Sí, casi puedo oír los ecos de risa falsa en el palacio presidencial de Bagdad. Y no es raro que Moro busque alguna forma de aceptar este juramento de lealtad, con la esperanza de que “el que calla otorgue”. Es el argumento de un abogado quisquilloso, único rasgo que Moro comparte con Anthony Blair.

El propio ex portavoz de Blair, Alastair Campbell, podría sentirse a gusto en el papel de Richard Riche –el maestro de escuela que vocifera ante el tribunal y a la larga condena a Moro al cepo con el único discurso que contiene el guión– y en el del propio Cromwell. Es Cromwell quien explica sus tareas a Riche: “Y nuestro trabajo como administradores es minimizar la inconveniencia... ésa es nuestra tarea, Riche, minimizar la inconveniencia de las cosas. Una ocupación inocua, se podría decir. Pero no: los administradores no gustamos a nadie, Riche. No somos populares...”

Sin embargo, el subsecuente testimonio de Riche contra Moro es en verdad digno de Blair. Se le pide repetir la supuesta negativa de Moro a dar al rey el título de jefe de la Iglesia. “Dijo: ‘el Parlamento tiene la facultad’. O palabras por el estilo.”

Oh, sí. “Palabras por el estilo.” Ésta es, me temo, la forma en que el gobierno y los periodistas trabajan juntos. Escribe la narrativa y el mundo la seguirá: “Moro niega el título al rey”, ‘Saddam rechaza la resolución de la ONU”, “¡Pueden emplazar armas de destrucción masiva en 45 minutos!”, “El bien contra el mal”. No es raro que Tomás Moro conteste con valor. “Si lo que maese Riche ha dicho es cierto, que nunca llegue yo a ver el rostro de Dios. ¡Lo cual por nada del mundo diría en ningún otro caso!”

Desde esta película saltan hacia nosotros fantasmas de nuestra tragedia reciente. Cuando Moro pregunta a Enrique por qué lo necesita como canciller, la respuesta es simple: “Porque eres honesto. Y lo que viene más al caso: se sabe que eres honesto”. ¿Sería por eso que Blair necesitaba a Robin Cook, que renunció, y a Clare Short, que no?

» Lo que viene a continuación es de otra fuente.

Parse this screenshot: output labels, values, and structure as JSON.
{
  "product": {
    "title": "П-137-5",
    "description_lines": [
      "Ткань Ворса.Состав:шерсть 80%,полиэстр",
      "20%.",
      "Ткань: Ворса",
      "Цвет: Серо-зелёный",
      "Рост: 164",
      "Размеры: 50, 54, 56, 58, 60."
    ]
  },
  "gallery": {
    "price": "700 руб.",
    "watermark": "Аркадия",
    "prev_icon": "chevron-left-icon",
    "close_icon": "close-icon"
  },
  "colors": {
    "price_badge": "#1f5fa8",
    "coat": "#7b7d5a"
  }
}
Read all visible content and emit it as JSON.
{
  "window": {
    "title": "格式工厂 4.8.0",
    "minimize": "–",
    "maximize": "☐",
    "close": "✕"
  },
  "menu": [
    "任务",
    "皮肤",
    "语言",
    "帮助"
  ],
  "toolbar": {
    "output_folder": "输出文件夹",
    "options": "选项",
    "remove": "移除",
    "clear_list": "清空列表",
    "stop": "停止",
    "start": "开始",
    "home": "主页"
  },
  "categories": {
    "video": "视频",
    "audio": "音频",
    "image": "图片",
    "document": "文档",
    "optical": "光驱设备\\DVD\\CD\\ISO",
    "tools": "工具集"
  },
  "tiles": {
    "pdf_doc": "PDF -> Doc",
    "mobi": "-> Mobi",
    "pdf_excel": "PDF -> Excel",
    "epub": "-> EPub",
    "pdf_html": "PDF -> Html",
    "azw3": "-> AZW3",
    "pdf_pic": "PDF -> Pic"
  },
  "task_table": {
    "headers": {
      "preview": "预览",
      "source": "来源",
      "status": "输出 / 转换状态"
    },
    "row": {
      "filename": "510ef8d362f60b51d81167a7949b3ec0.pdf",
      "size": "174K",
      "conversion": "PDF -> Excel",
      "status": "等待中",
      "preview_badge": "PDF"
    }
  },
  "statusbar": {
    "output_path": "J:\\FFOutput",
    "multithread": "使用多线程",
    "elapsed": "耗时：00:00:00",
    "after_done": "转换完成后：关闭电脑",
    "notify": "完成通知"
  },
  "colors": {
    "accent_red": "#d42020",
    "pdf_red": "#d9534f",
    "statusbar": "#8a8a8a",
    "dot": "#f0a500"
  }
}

No puedo hacer justicia al guión de este filme. Ni Charlton Heston lo pudo destruir cuando lo vi representar a Moro en escena en Londres, en 1987. ¿Quién puede olvidar el descubrimiento de Moro de que Riche, por su perjurio, ha sido nombrado procurador general de Gales? “Vaya, Richard, de nada sirve a un hombre dar su alma por todo el mundo. ¡Pero por Gales!” Ni de las últimas palabras de Moro antes de ser decapitado por alta traición: “Muero como buen servidor de su majestad, pero primero de Dios... Él no rechazará a alguien tan dichoso de ir a su encuentro”.

Algunos sufrieron por su propia ferocidad. Oliver Cromwell fue decapitado por alta traición cinco años después de Moro. El cobarde arzobispo de Canterbury fue quemado en la hoguera. El rey murió de sífilis. Pero otros –como los caballeros que nos llevaron a la guerra en 2003– quedaron impunes. Sir Richard Riche murió en su cama.

Y entonces, ¿ya no hay Moros? Me equivoqué al principio de este artículo. Ahora pienso en la guerra de Irak y en un contemporáneo que trató de salvarse pero tuvo el valor de decir la verdad y pagó con su vida por ello. El mártir se llamó David Kelly.

*Se exhibió en español con los nombres Un hombre de dos reinos y Un hombre para la eternidad.